Кроме того, в начале 1990-х, на волне стремительного становления России как федеративного государства («берите столько суверенитета, сколько сможете проглотить»), начало формироваться поколение региональных лидеров — избранных народом губернаторов, осознававших себя уже не в качестве «менеджеров территории», но выразителей устойчивых интересов местных, «здешних» региональных элит. Лужков принадлежал к этому поколению и был одной из его знаковых фигур. До последнего дня он апеллировал к «поддержке москвичей» как источнику своей мэрской легитимности, хотя выборы глав субъектов Российской Федерации давно уж отменили. И бедняга безвременно ссылался на то, что ни одна общественная организация Москвы не поддерживает его отставку. Те губернаторы, которых регионы получали и получают в последние годы, — это уже не региональные лидеры. Они представляют не элиту региона, а, как правило, одну или несколько федеральных финансово-промышленных групп, получающих данный субъект федерации в управление-кормление. Губернатор нового типа — классический эффективный менеджер по смыслу и внешний управляющий по функциям. И временщик по определению. Он всегда готов уйти, когда решены экономические задачи тех, кто десантировал его в регион.
С политической смертью Лужкова исторический период «региональных лидеров» завершен. Их места заняли внешние управляющие.
Последние не только не нуждаются в органической связи с управляемым регионом, но и акцентируют отчуждение между собою и вверенной их попечению территорией.

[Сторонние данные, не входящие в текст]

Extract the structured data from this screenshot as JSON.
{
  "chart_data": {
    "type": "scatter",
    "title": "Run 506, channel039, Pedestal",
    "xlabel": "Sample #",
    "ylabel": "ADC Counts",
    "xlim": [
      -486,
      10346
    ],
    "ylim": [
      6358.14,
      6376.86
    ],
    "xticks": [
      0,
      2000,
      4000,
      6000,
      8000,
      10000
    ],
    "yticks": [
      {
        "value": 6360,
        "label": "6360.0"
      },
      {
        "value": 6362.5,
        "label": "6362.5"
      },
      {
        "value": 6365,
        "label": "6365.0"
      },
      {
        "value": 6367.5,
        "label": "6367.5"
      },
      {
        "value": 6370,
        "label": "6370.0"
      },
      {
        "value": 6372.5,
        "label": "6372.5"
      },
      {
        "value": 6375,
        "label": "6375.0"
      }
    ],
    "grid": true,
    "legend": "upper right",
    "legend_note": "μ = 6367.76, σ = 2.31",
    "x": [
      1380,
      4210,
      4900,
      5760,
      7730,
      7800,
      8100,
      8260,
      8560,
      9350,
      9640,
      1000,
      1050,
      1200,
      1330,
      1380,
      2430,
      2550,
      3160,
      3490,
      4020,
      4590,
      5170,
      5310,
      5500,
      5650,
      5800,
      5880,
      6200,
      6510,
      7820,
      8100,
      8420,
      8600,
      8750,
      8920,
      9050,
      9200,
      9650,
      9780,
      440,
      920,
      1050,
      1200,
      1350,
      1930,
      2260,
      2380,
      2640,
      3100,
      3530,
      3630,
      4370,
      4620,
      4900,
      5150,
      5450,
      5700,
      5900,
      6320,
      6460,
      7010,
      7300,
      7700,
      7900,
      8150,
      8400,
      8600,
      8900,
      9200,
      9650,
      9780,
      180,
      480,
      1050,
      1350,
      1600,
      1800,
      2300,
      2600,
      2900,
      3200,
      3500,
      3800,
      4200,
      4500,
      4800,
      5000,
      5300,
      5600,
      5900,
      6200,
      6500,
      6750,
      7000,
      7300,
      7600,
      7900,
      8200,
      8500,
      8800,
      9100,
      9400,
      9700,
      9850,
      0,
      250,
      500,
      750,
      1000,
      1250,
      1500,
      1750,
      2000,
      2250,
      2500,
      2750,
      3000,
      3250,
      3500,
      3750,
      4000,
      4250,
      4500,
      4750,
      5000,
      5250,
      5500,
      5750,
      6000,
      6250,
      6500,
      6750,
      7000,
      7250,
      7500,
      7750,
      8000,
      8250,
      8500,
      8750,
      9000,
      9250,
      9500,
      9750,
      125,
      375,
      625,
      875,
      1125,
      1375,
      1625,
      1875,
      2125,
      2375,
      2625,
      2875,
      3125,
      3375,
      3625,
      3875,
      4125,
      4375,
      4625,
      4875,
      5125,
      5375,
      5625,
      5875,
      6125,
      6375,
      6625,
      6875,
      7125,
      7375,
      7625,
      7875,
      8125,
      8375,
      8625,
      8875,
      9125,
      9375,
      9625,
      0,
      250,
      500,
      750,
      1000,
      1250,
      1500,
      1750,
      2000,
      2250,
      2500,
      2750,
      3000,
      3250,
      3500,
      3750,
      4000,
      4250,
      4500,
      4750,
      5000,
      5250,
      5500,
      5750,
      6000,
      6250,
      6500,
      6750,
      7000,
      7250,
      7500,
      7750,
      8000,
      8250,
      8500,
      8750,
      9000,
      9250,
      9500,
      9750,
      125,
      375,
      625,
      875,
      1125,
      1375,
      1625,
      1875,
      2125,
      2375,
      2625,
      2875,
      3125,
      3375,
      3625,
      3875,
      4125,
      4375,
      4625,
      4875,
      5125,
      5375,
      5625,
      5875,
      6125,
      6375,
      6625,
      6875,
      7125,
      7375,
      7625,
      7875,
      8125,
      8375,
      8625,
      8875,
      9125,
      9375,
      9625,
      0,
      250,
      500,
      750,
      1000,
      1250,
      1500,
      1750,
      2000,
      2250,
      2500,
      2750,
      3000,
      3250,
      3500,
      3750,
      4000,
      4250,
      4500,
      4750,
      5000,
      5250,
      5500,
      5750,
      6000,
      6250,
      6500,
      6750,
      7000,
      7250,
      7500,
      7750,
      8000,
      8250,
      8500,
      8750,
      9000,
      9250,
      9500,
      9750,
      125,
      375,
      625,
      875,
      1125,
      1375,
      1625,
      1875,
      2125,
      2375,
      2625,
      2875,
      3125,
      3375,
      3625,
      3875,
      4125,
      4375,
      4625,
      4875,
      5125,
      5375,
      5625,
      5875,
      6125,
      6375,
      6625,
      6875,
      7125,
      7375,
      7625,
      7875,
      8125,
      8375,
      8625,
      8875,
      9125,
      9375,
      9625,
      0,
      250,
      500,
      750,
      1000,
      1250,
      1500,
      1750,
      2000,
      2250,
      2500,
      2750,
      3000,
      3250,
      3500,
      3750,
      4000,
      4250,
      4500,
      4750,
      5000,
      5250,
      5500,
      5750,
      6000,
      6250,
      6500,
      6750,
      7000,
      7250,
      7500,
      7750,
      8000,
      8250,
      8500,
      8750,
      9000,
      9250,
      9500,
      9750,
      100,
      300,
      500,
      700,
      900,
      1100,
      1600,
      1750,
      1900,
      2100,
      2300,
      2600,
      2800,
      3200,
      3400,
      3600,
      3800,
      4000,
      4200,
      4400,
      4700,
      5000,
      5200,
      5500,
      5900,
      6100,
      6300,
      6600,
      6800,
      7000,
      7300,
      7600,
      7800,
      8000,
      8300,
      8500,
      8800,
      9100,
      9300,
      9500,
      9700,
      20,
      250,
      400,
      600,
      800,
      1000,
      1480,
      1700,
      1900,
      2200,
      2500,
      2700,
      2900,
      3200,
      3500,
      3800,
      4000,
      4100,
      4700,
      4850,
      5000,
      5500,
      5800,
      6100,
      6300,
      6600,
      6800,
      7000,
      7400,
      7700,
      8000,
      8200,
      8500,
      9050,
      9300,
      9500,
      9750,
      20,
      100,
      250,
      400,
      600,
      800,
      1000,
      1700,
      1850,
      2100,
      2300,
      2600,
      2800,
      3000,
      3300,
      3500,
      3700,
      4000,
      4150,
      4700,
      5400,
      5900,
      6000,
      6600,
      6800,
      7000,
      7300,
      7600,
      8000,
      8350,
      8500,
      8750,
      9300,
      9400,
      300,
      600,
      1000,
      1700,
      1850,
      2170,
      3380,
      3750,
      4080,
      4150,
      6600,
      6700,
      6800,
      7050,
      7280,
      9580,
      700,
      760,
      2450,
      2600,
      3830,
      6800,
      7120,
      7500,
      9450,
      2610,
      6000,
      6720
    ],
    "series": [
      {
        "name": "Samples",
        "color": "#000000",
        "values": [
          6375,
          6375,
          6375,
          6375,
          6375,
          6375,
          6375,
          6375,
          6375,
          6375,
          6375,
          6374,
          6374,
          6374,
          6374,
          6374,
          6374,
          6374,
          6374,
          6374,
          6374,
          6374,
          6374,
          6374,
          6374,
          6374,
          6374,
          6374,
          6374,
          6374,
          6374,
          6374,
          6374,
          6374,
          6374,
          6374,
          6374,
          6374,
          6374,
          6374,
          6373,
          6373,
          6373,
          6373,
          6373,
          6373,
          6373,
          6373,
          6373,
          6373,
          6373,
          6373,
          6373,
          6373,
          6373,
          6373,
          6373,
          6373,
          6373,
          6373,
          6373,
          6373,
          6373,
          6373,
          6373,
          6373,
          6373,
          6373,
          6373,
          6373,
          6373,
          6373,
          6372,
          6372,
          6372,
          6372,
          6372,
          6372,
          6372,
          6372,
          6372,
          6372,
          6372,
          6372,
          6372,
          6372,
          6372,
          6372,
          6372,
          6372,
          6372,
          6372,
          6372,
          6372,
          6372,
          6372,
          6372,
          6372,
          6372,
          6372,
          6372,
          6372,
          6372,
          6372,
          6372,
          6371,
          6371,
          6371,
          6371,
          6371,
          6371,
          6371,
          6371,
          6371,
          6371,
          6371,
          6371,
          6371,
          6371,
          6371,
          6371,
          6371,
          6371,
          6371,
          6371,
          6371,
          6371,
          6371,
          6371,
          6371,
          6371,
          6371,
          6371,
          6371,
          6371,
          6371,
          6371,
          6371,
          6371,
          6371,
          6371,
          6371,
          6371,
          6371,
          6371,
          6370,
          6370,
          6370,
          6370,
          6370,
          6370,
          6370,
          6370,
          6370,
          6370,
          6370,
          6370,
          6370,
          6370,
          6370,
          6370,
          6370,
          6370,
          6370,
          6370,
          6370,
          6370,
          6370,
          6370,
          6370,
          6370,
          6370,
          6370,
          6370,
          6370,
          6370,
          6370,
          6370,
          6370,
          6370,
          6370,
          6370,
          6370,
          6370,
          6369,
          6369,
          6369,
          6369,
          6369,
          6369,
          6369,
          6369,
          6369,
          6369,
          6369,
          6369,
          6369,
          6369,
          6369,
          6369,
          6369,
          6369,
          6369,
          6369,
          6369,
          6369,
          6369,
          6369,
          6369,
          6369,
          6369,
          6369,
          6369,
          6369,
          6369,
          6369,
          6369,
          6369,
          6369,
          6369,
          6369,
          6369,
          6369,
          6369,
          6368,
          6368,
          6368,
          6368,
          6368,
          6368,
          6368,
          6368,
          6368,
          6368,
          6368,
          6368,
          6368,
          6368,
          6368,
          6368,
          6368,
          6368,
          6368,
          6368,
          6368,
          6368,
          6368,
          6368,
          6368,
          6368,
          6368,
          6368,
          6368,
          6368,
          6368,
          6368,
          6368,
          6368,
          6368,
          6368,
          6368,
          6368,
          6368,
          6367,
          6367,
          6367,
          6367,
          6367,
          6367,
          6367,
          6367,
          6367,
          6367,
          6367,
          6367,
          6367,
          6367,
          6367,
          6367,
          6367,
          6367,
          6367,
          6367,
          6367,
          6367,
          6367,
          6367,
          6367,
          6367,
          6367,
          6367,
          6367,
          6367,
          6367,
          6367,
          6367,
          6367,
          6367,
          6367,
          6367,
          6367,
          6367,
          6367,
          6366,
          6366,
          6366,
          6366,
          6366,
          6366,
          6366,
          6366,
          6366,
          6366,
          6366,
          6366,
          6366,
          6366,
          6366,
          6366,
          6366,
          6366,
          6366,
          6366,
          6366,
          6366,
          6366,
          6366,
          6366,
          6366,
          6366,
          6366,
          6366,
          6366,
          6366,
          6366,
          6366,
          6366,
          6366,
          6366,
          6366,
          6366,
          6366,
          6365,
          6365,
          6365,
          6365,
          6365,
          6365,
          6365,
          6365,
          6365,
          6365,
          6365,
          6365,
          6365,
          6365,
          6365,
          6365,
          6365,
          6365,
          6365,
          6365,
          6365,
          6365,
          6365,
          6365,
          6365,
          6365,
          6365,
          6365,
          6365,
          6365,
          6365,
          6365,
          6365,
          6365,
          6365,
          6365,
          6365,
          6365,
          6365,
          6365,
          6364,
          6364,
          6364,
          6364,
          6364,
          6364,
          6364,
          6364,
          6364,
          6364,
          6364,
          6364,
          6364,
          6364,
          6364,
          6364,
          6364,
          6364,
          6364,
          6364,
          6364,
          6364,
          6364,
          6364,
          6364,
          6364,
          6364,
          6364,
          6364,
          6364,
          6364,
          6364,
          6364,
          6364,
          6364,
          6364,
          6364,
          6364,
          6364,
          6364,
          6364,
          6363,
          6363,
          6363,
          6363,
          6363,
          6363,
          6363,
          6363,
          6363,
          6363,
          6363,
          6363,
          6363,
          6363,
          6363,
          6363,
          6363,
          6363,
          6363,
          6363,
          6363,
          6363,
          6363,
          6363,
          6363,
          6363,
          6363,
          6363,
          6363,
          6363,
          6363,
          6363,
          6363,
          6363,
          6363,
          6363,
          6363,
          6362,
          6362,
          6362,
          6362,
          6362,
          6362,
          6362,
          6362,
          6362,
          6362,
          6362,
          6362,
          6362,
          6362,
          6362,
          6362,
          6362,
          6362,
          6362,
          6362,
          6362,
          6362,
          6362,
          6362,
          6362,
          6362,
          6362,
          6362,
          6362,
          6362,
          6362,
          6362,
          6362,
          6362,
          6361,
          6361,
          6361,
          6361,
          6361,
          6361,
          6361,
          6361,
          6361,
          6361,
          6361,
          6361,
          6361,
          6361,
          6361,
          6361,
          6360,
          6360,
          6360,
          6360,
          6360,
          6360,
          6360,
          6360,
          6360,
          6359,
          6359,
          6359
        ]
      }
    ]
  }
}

Вместе с Лужковым окончательно завершилась Россия девяностых годов. И то, как обиженно, скандально и откровенно уходит мэр Москвы, то разражаясь непочтительными письмами президенту страны, то грозясь подать на Кремль в народный суд, лишь напоминает нам: да, этого человека все-таки вытащили на авансцену Борис Ельцин и Гавриил Попов. Он все-таки оттуда. Из незапамятных, незабываемых времен.
Но вместе с Лужковым кончаются не только девяностые годы XX века. Это начало конца и главного русского символа следующих, нулевых годов — Владимира Путина.
Как гласит аппаратный апокриф, именно премьер совсем недавно обещал Лужкову, что тот «будет спокойно работать». Возможно, агрессивное поведение мэра в последний месяц перед отставкой было обусловлено не в последнюю очередь наивной верой в финальное путинское заступничество.
Да и Муртазе Рахимову за пару месяцев до его отставки Путин говорил нечто подобное. И Кирсану Илюмжинову… Потому-то эти региональные лидеры до самого часа X — стандартного вызова в Кремль к Сергею Нарышкину с просьбой-приказом написать заявление — не верили, что их «уйдут».
Теперь, после лужковской отставки, политический инструмент под названием «слово Путина» уже никогда не будет иметь своего прежнего сакрального значения. И это тоже знак заката эпохи. Правда, не девяностых годов, а совсем другой.
Автор — директор Института национальной стратегии.